The Tour Magdala was the Abbé Saunière's library and no doubt a place where he could sit in private and contemplate the things he had done in his past and things he planned to do in the future.
He soon amassed a great number of books, postcards and postage stamps and magazines. The stamps and postcards were stored below his library in a room whose walls were covered in specially designed shelves to hold his collection. The shelves have since been removed. The entrance to this room is through the doorway seen at the end of the path on the left in the above photograph.
Abbé Saunière's Postcard Shelves
Sauniere hired Henri Baret a librarian from Castelnaudary to organise his book collection. It seems to have been a big job as Baret spent three months completing the task.
Sauniere also hired a bookbinder to repair and recover some of his books.
Unfortunately no receipts or records survive of the collections of books and stamps he amassed and most were even sold or given away by Marie Dénarnaud after Saunière’s death, or they just disappeared. Because of this we know very little of their content, but what little we do know it seems many dealt with religion in some form or another.
In 1950 some light was shed on the content of collection when the Derain-Raclet bookshop in Lyon went bankrupt and three books were discovered marked with ‘François Bérenger Saunière, Priest at: Aude, town of Rennes.’ Their titles were:
The Prophecy of the Popes allotted to St. Malachy’ by Abbé Joseph Maitre
History of the Large Forests of Gaule and Old France’ by L.F. Alfred Maury
Celtic Monuments, or Research on the Worship of the Stones, Preceded by a note on the Celts and Druids, and followed Celtic etymologies by Mr. Camby.
Hardly a riveting collection of subjects, but then Dan Brown had not been born yet.
It is rumoured that around 1966 the International League of Antiquarian Booksellers purchased many of Sauniere's books.
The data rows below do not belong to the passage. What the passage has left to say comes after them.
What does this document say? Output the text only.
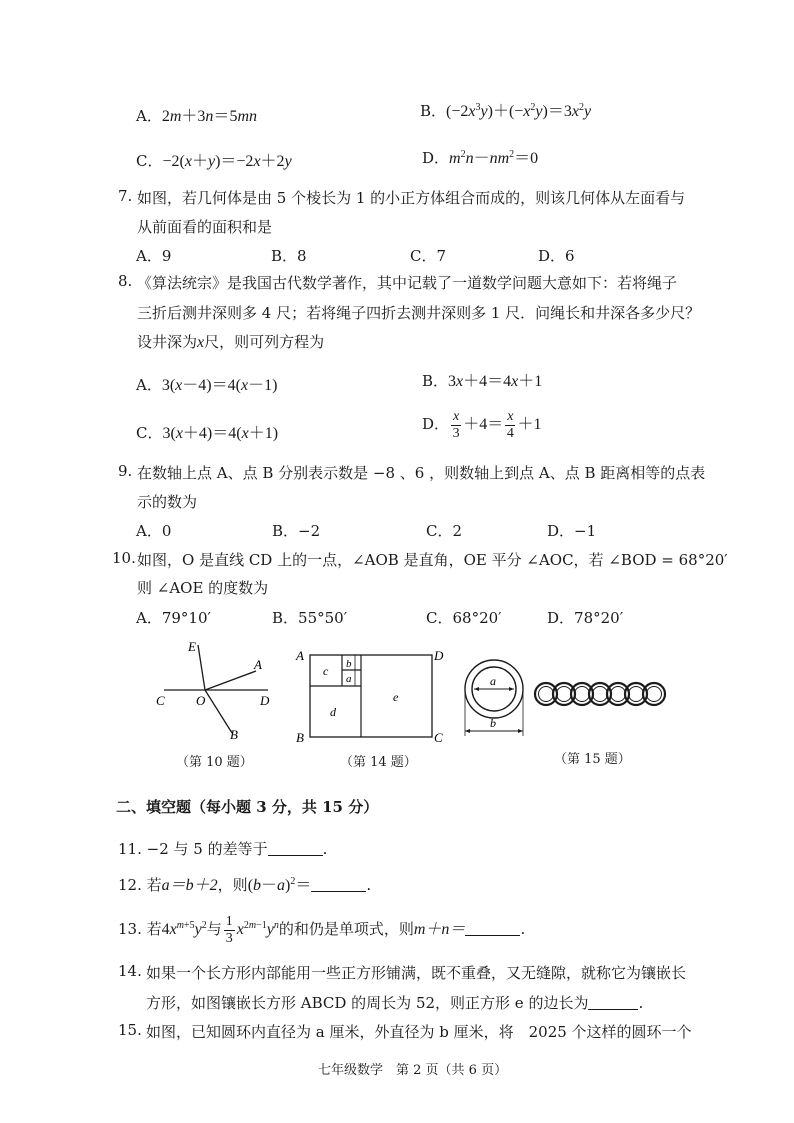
A．2m＋3n＝5mn	B．$(-2x^3y)+(-x^2y)=3x^2y$
C．−2(x＋y)＝−2x＋2y	D．$m^2n-nm^2=0$
7. 如图，若几何体是由 5 个棱长为 1 的小正方体组合而成的，则该几何体从左面看与
从前面看的面积和是
A．9	B．8	C．7	D．6
8. 《算法统宗》是我国古代数学著作，其中记载了一道数学问题大意如下：若将绳子
三折后测井深则多 4 尺；若将绳子四折去测井深则多 1 尺．问绳长和井深各多少尺？
设井深为x尺，则可列方程为
A．3(x－4)＝4(x－1)	B．3x＋4＝4x＋1
C．3(x＋4)＝4(x＋1)
D． $\frac{x}{3} +4= \frac{x}{4} +1$
9. 在数轴上点 A、点 B 分别表示数是 −8 、6 ，则数轴上到点 A、点 B 距离相等的点表
示的数为
A．0	B．−2	C．2	D．−1
10. 如图，O 是直线 CD 上的一点，∠AOB 是直角，OE 平分 ∠AOC，若 ∠BOD = 68°20′
则 ∠AOE 的度数为
A．79°10′	B．55°50′	C．68°20′	D．78°20′
E
A
C O	D
B
（第 10 题）
A	D
B	C
c b
a
d
e
（第 14 题）
a
b
（第 15 题）
二、填空题（每小题 3 分，共 15 分）
11. −2 与 5 的差等于	.
12. 若a＝b＋2，则$(b-a)^2=$	.
13. 若$4x^{m+5}y^2$与 $\frac{1}{3} x^{2m-1}y^n$的和仍是单项式，则m＋n＝	.
14. 如果一个长方形内部能用一些正方形铺满，既不重叠，又无缝隙，就称它为镶嵌长
方形，如图镶嵌长方形 ABCD 的周长为 52，则正方形 e 的边长为	.
15. 如图，已知圆环内直径为 a 厘米，外直径为 b 厘米，将　2025 个这样的圆环一个
七年级数学　第 2 页（共 6 页）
With Maria Dénarnaud finances in a desperate situation by this time, selling the books would bring her some much needed cash, so this story seems plausible enough.
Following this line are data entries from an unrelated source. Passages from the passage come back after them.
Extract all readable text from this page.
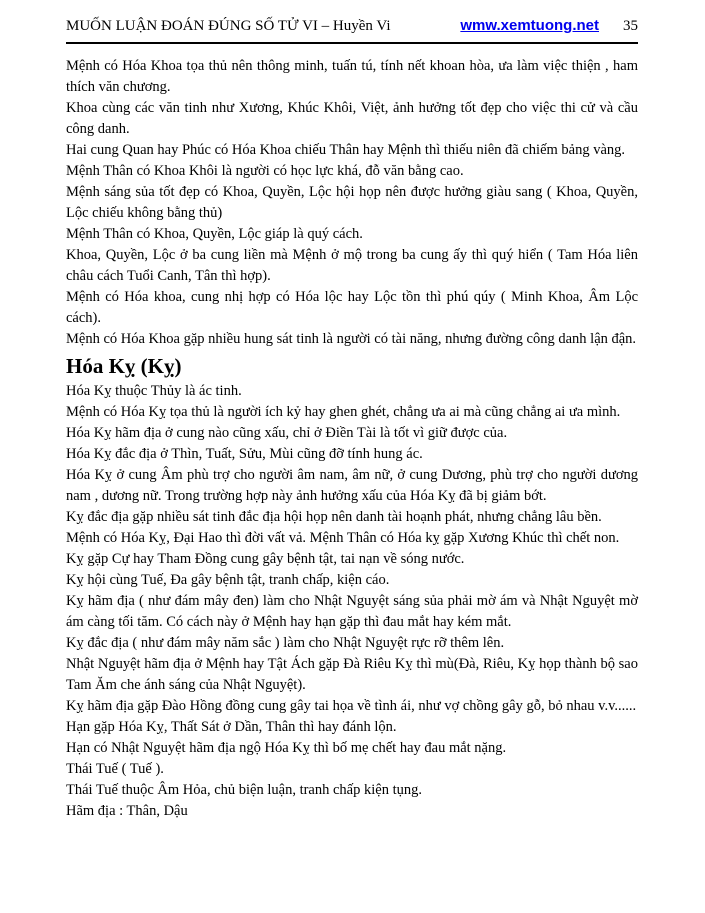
MUỐN LUẬN ĐOÁN ĐÚNG SỐ TỬ VI – Huyền Vi	wmw.xemtuong.net 35

Mệnh có Hóa Khoa tọa thủ nên thông minh, tuấn tú, tính nết khoan hòa, ưa làm việc thiện , ham thích văn chương.

Khoa cùng các văn tinh như Xương, Khúc Khôi, Việt, ảnh hưởng tốt đẹp cho việc thi cử và cầu công danh.

Hai cung Quan hay Phúc có Hóa Khoa chiếu Thân hay Mệnh thì thiếu niên đã chiếm bảng vàng.

Mệnh Thân có Khoa Khôi là người có học lực khá, đỗ văn bằng cao.

Mệnh sáng sủa tốt đẹp có Khoa, Quyền, Lộc hội họp nên được hưởng giàu sang ( Khoa, Quyền, Lộc chiếu không bằng thủ)

Mệnh Thân có Khoa, Quyền, Lộc giáp là quý cách.

Khoa, Quyền, Lộc ở ba cung liền mà Mệnh ở mộ trong ba cung ấy thì quý hiển ( Tam Hóa liên châu cách Tuổi Canh, Tân thì hợp).

Mệnh có Hóa khoa, cung nhị hợp có Hóa lộc hay Lộc tồn thì phú qúy ( Minh Khoa, Âm Lộc cách).

Mệnh có Hóa Khoa gặp nhiều hung sát tinh là người có tài năng, nhưng đường công danh lận đận.

Hóa Kỵ (Kỵ)

Hóa Kỵ thuộc Thủy là ác tinh.

Mệnh có Hóa Kỵ tọa thủ là người ích kỷ hay ghen ghét, chẳng ưa ai mà cũng chẳng ai ưa mình.

Hóa Kỵ hãm địa ở cung nào cũng xấu, chỉ ở Điền Tài là tốt vì giữ được của.

Hóa Kỵ đắc địa ở Thìn, Tuất, Sửu, Mùi cũng đỡ tính hung ác.

Hóa Kỵ ở cung Âm phù trợ cho người âm nam, âm nữ, ở cung Dương, phù trợ cho người dương nam , dương nữ. Trong trường hợp này ảnh hưởng xấu của Hóa Kỵ đã bị giảm bớt.

Kỵ đắc địa gặp nhiều sát tinh đắc địa hội họp nên danh tài hoạnh phát, nhưng chẳng lâu bền.

Mệnh có Hóa Kỵ, Đại Hao thì đời vất vả. Mệnh Thân có Hóa kỵ gặp Xương Khúc thì chết non.

Kỵ gặp Cự hay Tham Đồng cung gây bệnh tật, tai nạn về sóng nước.

Kỵ hội cùng Tuế, Đa gây bệnh tật, tranh chấp, kiện cáo.

Kỵ hãm địa ( như đám mây đen) làm cho Nhật Nguyệt sáng sủa phải mờ ám và Nhật Nguyệt mờ ám càng tối tăm. Có cách này ở Mệnh hay hạn gặp thì đau mắt hay kém mắt.

Kỵ đắc địa ( như đám mây năm sắc ) làm cho Nhật Nguyệt rực rỡ thêm lên.

Nhật Nguyệt hãm địa ở Mệnh hay Tật Ách gặp Đà Riêu Kỵ thì mù(Đà, Riêu, Kỵ họp thành bộ sao Tam Ăm che ánh sáng của Nhật Nguyệt).

Kỵ hãm địa gặp Đào Hồng đồng cung gây tai họa về tình ái, như vợ chồng gây gỗ, bỏ nhau v.v......

Hạn gặp Hóa Kỵ, Thất Sát ở Dần, Thân thì hay đánh lộn.

Hạn có Nhật Nguyệt hãm địa ngộ Hóa Kỵ thì bố mẹ chết hay đau mắt nặng.

Thái Tuế ( Tuế ).

Thái Tuế thuộc Âm Hỏa, chủ biện luận, tranh chấp kiện tụng.

Hãm địa : Thân, Dậu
But as ever in the Rennes-le-Chateau Mystery, nothing is so straight forward, but that is not a subject to contemplate here.
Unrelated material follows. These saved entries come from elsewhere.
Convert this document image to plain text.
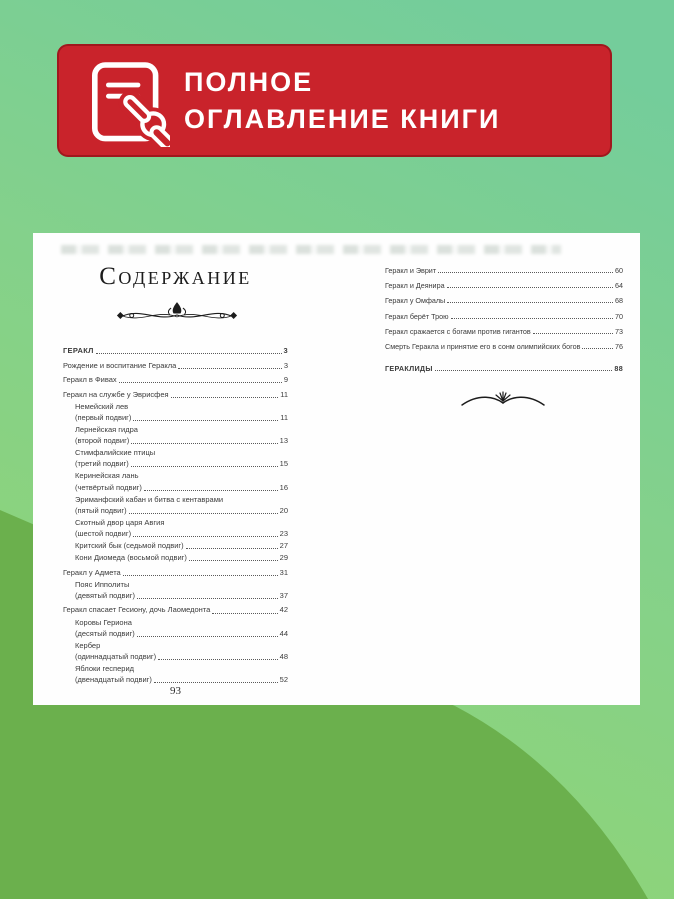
ПОЛНОЕ
ОГЛАВЛЕНИЕ КНИГИ
Содержание
ГЕРАКЛ	3
Рождение и воспитание Геракла	3
Геракл в Фивах	9
Геракл на службе у Эврисфея	11
Немейский лев
(первый подвиг)	11
Лернейская гидра
(второй подвиг)	13
Стимфалийские птицы
(третий подвиг)	15
Керинейская лань
(четвёртый подвиг)	16
Эриманфский кабан и битва с кентаврами
(пятый подвиг)	20
Скотный двор царя Авгия
(шестой подвиг)	23
Критский бык (седьмой подвиг)	27
Кони Диомеда (восьмой подвиг)	29
Геракл у Адмета	31
Пояс Ипполиты
(девятый подвиг)	37
Геракл спасает Гесиону, дочь Лаомедонта	42
Коровы Гериона
(десятый подвиг)	44
Кербер
(одиннадцатый подвиг)	48
Яблоки гесперид
(двенадцатый подвиг)	52
Геракл и Эврит	60
Геракл и Деянира	64
Геракл у Омфалы	68
Геракл берёт Трою	70
Геракл сражается с богами против гигантов	73
Смерть Геракла и принятие его в сонм олимпийских богов	76
ГЕРАКЛИДЫ	88
93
So, when one of the Abbe Saunière's books surfaces, it is always of interest to those researching Rennes le Chateau. While on a trip to Rennes-le-Chateau in 2010, I met with someone who had one of Saunière's books and he kindly invited me and some friends around to dinner where he would show it to us.
The Cover of Office de La Quinzaine de Paques, a book once owned by the Abbé Sauniere
Office de La Quinzaine de Paques
Saunière no 48
Written across the top of two facing pages are two pieces of text in black ink
It seems to read 'emplatze de cigue'
The nearest I could find to this for Google Translate to make sense of was 'emplâtre de ciguë' which translates as 'poultice of hemlock' If this is correct then it is very interesting as Hemlock can be used as a poison. What was Sauniere up to?